A few years ago, China also placed listening devices on the seabed near the island of Guam, where an important US submarine base is located.

The growth of Chinese underwater sensor networks means that US submarines can no longer rely solely on their stealth capabilities to avoid detection in the South China Sea and other areas close to the Chinese mainland, said Bryan Clark, a former Navy officer who is now a senior research fellow at the Hudson Institute, a Washington, DC-based think tank.

Clark said the US needs a new strategy to confuse or suppress China’s underwater sensors by deploying unmanned submersible craft that can jam surveillance systems, act as decoys or destroy sensors.

China is under pressure to improve its sub-hunting capabilities, while the US is working with allies to increase its submarine advantage. In 2021, the US and the UK said they would help Australia build its first nuclear-powered submarines.

Australia’s new submarines are not expected to be deployed until the 2040s, so as an interim measure, the US agreed this year to sell up to five US Virginia-class nuclear-powered attack submarines to Australia in the 2030s.

The US also pledged to rotate attack submarines through a base in Western Australia by 2027 to help its military gain proficiency in maintaining nuclear submarines.

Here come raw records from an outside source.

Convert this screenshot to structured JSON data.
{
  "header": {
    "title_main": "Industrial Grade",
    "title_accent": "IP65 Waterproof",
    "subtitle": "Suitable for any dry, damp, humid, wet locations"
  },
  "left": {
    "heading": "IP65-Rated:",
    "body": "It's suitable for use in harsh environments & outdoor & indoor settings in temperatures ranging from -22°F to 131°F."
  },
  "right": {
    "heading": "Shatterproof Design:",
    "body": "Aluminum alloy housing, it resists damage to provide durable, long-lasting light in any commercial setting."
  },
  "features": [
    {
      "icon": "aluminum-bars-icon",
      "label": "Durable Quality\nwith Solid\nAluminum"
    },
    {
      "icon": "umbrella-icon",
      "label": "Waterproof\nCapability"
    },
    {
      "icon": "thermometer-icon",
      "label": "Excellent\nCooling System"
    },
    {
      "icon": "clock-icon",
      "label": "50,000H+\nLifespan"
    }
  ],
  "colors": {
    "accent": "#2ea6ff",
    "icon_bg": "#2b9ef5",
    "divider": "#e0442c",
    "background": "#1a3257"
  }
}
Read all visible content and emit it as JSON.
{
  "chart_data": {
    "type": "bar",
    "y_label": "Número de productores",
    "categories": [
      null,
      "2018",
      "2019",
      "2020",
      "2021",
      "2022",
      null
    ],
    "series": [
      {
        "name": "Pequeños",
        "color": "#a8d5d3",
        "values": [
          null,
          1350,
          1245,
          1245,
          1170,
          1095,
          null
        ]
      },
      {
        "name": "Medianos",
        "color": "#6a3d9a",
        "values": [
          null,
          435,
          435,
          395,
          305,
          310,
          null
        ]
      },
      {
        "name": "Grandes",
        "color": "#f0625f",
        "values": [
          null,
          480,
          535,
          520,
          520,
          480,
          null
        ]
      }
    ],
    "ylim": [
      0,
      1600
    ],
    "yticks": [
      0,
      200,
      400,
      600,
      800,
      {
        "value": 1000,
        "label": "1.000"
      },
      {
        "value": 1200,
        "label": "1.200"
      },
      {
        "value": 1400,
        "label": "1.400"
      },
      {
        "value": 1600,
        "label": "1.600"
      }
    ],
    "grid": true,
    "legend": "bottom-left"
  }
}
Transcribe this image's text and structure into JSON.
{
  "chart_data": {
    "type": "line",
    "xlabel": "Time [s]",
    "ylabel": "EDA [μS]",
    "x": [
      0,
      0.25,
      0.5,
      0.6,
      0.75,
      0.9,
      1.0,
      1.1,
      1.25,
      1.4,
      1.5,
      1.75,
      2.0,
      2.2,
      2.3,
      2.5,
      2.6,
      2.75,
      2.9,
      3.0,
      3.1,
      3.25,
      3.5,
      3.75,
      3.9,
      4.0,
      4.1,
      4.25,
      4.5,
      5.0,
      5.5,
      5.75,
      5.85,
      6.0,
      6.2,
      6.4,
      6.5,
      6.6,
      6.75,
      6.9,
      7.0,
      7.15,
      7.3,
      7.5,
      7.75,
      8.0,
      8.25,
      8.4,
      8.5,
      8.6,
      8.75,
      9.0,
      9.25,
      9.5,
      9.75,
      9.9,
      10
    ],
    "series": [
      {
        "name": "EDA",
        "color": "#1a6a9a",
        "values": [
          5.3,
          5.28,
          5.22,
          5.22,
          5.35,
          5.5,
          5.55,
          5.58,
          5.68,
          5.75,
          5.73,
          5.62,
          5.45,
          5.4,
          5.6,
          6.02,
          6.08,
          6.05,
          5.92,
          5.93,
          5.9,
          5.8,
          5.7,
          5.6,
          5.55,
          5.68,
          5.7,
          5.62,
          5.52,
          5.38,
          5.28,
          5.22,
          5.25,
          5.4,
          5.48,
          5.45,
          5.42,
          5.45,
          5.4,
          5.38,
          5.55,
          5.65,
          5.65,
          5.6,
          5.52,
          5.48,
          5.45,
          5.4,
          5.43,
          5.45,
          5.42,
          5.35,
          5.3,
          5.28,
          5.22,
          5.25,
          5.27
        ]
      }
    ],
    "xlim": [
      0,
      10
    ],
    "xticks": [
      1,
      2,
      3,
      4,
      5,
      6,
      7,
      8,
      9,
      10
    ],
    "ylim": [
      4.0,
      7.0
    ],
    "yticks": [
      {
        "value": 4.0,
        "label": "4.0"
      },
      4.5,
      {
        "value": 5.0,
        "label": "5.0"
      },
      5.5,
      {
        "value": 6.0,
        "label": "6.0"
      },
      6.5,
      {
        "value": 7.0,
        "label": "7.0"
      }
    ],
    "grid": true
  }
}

A Chinese government spokesman said in March that plans to increase Australia’s capabilities would lead “down the path of error and danger”.

US lagging behind

China’s recent advances have also highlighted a shortfall the US faces in its own submarine fleet. The Navy has begun moving more submarines to the Asia-Pacific region and says it needs 66 nuclear-powered attack submarines to fulfill global missions.

The US has 67 nuclear-powered submarines, but only 49 of them are attack submarines, the result of a decline in construction after the end of the Cold War.

Its attack submarine fleet is expected to shrink to 46 boats by 2030, as older submarines are retired, before recovering to 50 by 2036, if an annual construction rate of two submarines can be achieved, up from the current rate of 1.2. In the Navy’s most optimistic scenario, it would have 66 attack submarines by 2049.

China currently has six nuclear-powered attack submarines. Carlson, the former US Navy officer, predicts that once China settles on new designs, it could triple the current US annual production rate.

In its annual assessment of the Chinese military published this month, the Pentagon predicted that China would have a total fleet of 80 attack and ballistic missile submarines by 2035, up from 60 at the end of last year.

China’s main base for nuclear-powered submarines is on the southern island of Hainan. To accommodate more submarines, China added two new piers to the base this year, in addition to the four existing piers. Two submarines can dock at each pier.

Hainan lies at the northern end of the South China Sea, a maritime region where China has built military bases on artificial islands and has some of its most extensive surveillance systems, both above and below the surface of the sea.

Sadler, the former US submarine officer, said China’s development of more advanced submarines has increased the likelihood of a military confrontation with the US this decade.

“Regardless, the US submarine force will certainly be more in demand than ever throughout the Pacific,” he said, “and with increasingly narrow margins of advantage over its principal adversary.”